O, and then did I unto my true love say, 
Sweet Peg, thou shalt be my Summer's Queen. 


So sang Thomas Dekker, the Tudor bard in 1599, while the arrival of May once triggered off galumphing dances around the Maypole, an orgy of Morris dancing, the wearing of diaphanous clothing by blonde beauty queens and serious revelry for the lads, booze and bonfires, especially in Northern Europe when they combined May Day with traditional Walpurgis Night. At Oxford 50+ years ago, we loaded up a punt with a few girls, rustled up a picnic, and congregated after a chilly night out on the river, for the May Morning choir trilling from Magdalen Tower. But much of this is for the antiquarian – 21st century May has different enchantments.

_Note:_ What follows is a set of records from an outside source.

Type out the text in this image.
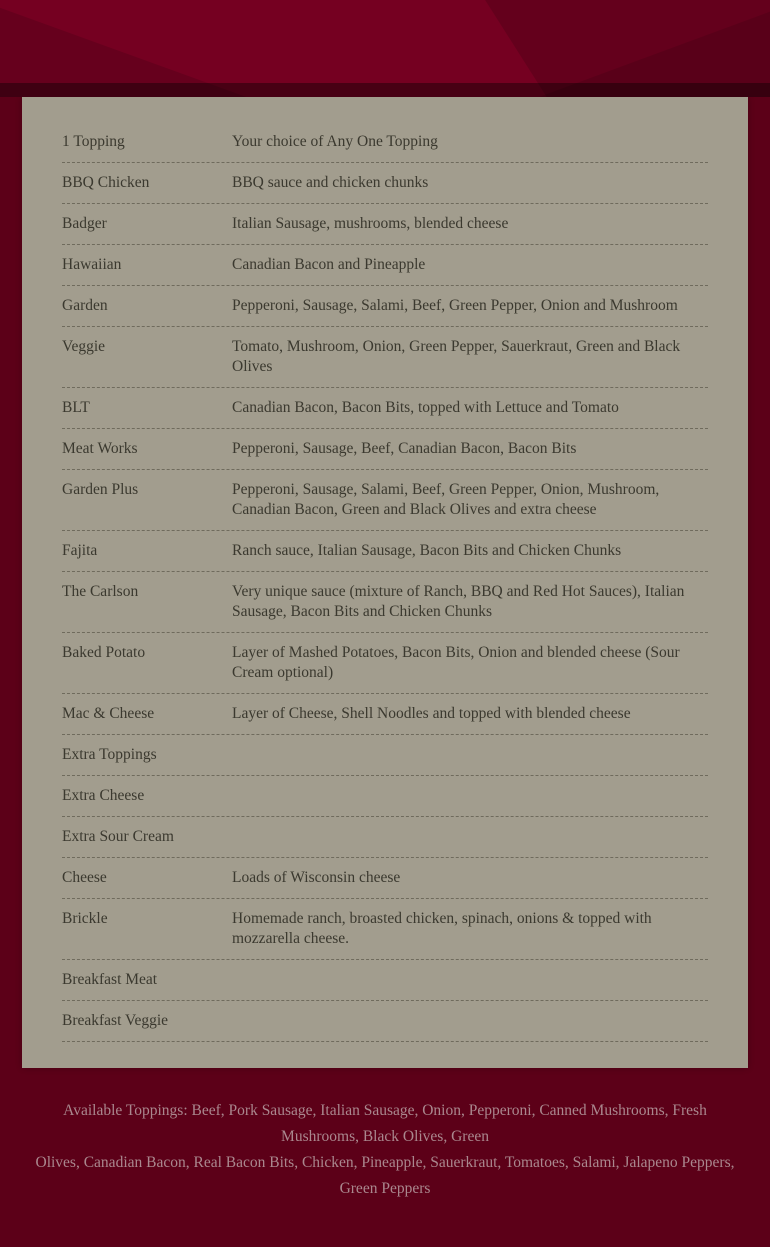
1 Topping	Your choice of Any One Topping
BBQ Chicken	BBQ sauce and chicken chunks
Badger	Italian Sausage, mushrooms, blended cheese
Hawaiian	Canadian Bacon and Pineapple
Garden	Pepperoni, Sausage, Salami, Beef, Green Pepper, Onion and Mushroom
Veggie	Tomato, Mushroom, Onion, Green Pepper, Sauerkraut, Green and Black Olives
BLT	Canadian Bacon, Bacon Bits, topped with Lettuce and Tomato
Meat Works	Pepperoni, Sausage, Beef, Canadian Bacon, Bacon Bits
Garden Plus	Pepperoni, Sausage, Salami, Beef, Green Pepper, Onion, Mushroom, Canadian Bacon, Green and Black Olives and extra cheese
Fajita	Ranch sauce, Italian Sausage, Bacon Bits and Chicken Chunks
The Carlson	Very unique sauce (mixture of Ranch, BBQ and Red Hot Sauces), Italian Sausage, Bacon Bits and Chicken Chunks
Baked Potato	Layer of Mashed Potatoes, Bacon Bits, Onion and blended cheese (Sour Cream optional)
Mac & Cheese	Layer of Cheese, Shell Noodles and topped with blended cheese
Extra Toppings
Extra Cheese
Extra Sour Cream
Cheese	Loads of Wisconsin cheese
Brickle	Homemade ranch, broasted chicken, spinach, onions & topped with mozzarella cheese.
Breakfast Meat
Breakfast Veggie

Available Toppings: Beef, Pork Sausage, Italian Sausage, Onion, Pepperoni, Canned Mushrooms, Fresh Mushrooms, Black Olives, Green
Olives, Canadian Bacon, Real Bacon Bits, Chicken, Pineapple, Sauerkraut, Tomatoes, Salami, Jalapeno Peppers, Green Peppers
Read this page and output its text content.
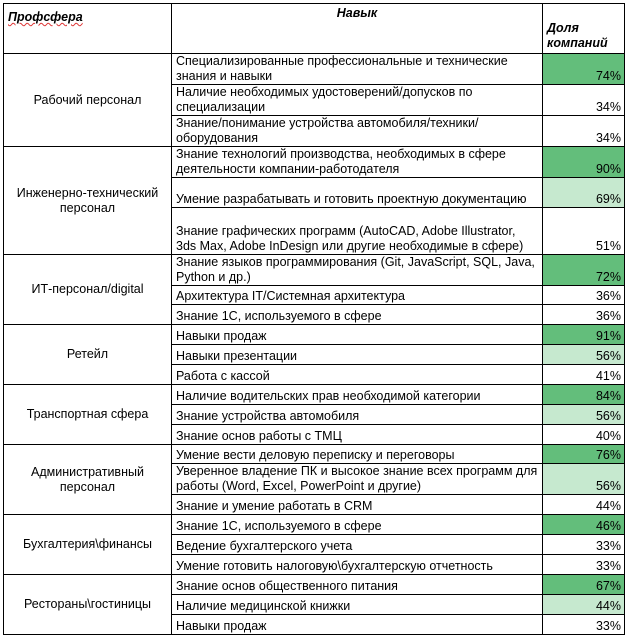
Профсфера	Навык	Доля компаний
Рабочий персонал	Специализированные профессиональные и технические знания и навыки	74%
	Наличие необходимых удостоверений/допусков по специализации	34%
	Знание/понимание устройства автомобиля/техники/оборудования	34%
Инженерно-технический персонал	Знание технологий производства, необходимых в сфере деятельности компании-работодателя	90%
	Умение разрабатывать и готовить проектную документацию	69%
	Знание графических программ (AutoCAD, Adobe Illustrator, 3ds Max, Adobe InDesign или другие необходимые в сфере)	51%
ИТ-персонал/digital	Знание языков программирования (Git, JavaScript, SQL, Java, Python и др.)	72%
	Архитектура IT/Системная архитектура	36%
	Знание 1С, используемого в сфере	36%
Ретейл	Навыки продаж	91%
	Навыки презентации	56%
	Работа с кассой	41%
Транспортная сфера	Наличие водительских прав необходимой категории	84%
	Знание устройства автомобиля	56%
	Знание основ работы с ТМЦ	40%
Административный персонал	Умение вести деловую переписку и переговоры	76%
	Уверенное владение ПК и высокое знание всех программ для работы (Word, Excel, PowerPoint и другие)	56%
	Знание и умение работать в CRM	44%
Бухгалтерия\финансы	Знание 1С, используемого в сфере	46%
	Ведение бухгалтерского учета	33%
	Умение готовить налоговую\бухгалтерскую отчетность	33%
Рестораны\гостиницы	Знание основ общественного питания	67%
	Наличие медицинской книжки	44%
	Навыки продаж	33%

Leicester City fans go bananas
If you are looking for May miracles, what about Leicester City, 5,000-1 outsiders who won the English Premier League title when Spurs failed to beat Chelsea on 2 May? The team cost a fraction of those of the famed leading clubs, but team spirit, some inspirational individual performances and steady, unflashy management from Claudio Ranieri has seen them gloriously through.  The world rejoices at the triumph of the underdog and nobody grudges them their moment of immortality. I confess to the occasional pang of regret that I will never again hop, skip and jump or play rugby or speed about a squash court – but spectator sport suits me fine and saves me from sweaty scrums, broken limbs and freezing hours on the boundary.

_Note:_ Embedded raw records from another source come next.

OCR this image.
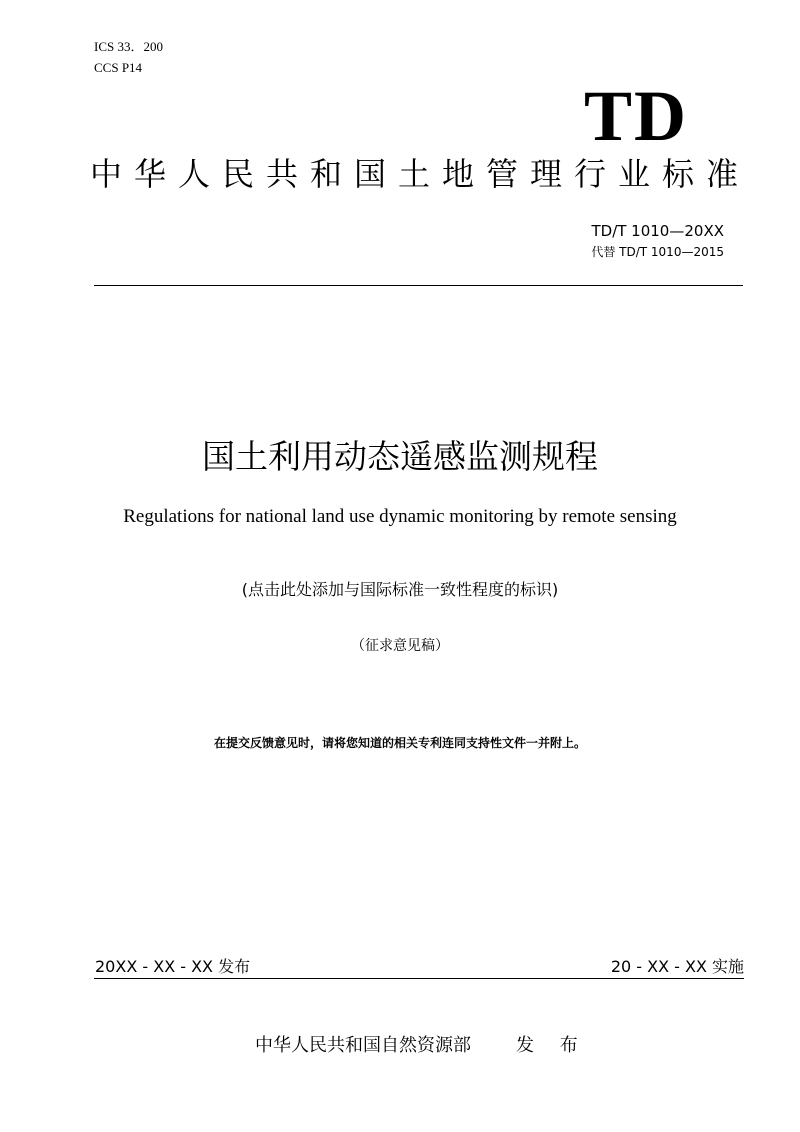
ICS 33．200
CCS P14
TD
中华人民共和国土地管理行业标准
TD/T 1010—20XX
代替 TD/T 1010—2015
国土利用动态遥感监测规程
Regulations for national land use dynamic monitoring by remote sensing
(点击此处添加与国际标准一致性程度的标识)
（征求意见稿）
在提交反馈意见时，请将您知道的相关专利连同支持性文件一并附上。
20XX - XX - XX 发布	20 - XX - XX 实施
中华人民共和国自然资源部	发 布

In Greece this year May Day clashed with the Orthodox Easter Sunday, a time for kissing strangers and general reconciliation and renewal. This mood is not likely to last as the traditional parties long to get their snouts back in the trough and do their damnest to undermine the SYRIZA-Anel coalition. I suppose Lefties throughout Europe marched grimly on May Day with their red banners and clenched fist salutes (or have they phased them out?) – anyway not much in evidence here in peaceful Tory Folkestone! The 5 May local elections see a Labour Mayor of London, but Labour disasters in Glasgow and elsewhere with some Tory and UKIP joy: the SNP was rampant but not wholly dominant.


A more generally applauded anniversary will be VE Day on 8 May, 71 years since Nazi Germany finally surrendered after causing 6 years of mayhem and suffering. The world could breathe again, although we had to wait until 1990 for the Berlin Wall to fall and communism peacefully to crumble in Europe. Our continent is poorly run and its governance requires a radical overhaul, but it remains a beacon of hope, attracting migrants from all over the world. To be fair, everyone, even Germans themselves, wants to avoid a revival of German hegemony in Europe and instead strive with every good will to support economic progress and mutual cooperation.

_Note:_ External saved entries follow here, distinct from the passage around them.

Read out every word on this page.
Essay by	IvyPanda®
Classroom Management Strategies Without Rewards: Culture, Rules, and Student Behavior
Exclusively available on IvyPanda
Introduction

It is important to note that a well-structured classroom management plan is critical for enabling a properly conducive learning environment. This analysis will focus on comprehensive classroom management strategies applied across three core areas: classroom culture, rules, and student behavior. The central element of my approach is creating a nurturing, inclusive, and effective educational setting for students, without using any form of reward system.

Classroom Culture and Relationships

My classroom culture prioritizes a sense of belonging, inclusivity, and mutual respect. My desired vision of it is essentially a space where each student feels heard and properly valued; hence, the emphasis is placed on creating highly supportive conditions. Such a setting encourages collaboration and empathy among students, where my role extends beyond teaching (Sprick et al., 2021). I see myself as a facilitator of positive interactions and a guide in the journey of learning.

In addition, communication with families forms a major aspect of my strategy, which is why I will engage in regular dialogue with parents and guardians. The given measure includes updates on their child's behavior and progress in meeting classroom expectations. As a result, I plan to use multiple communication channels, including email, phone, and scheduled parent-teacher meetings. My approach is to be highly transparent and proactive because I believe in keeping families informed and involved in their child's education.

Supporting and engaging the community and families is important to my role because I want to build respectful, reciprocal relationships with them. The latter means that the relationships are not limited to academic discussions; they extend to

I was in classy Highgate, North London for two days and how lovely the gardens are in May, with cherry blossoms galore, magnolias starting to burst and a hundred other blooms dizzying the senses with colour and aroma. Yesterday morning I strolled over to Kenwood to admire again Robert Adam’s wonderful Library and savour the pictures from the Iveagh Bequest, ravishing English portraits from Romney and Gainsborough, frolicsome Bouchers and Dutch masters, like Vermeer and Rembrandt: I most enjoyed the peace and serenity of Cuyp’s View of Dordrecht, with the still water, the motionless boats and the distant townscape.

Albert Cuyp's View of Dordrecht from Kenwood

That peace and serenity is what Europe and the world needs this May.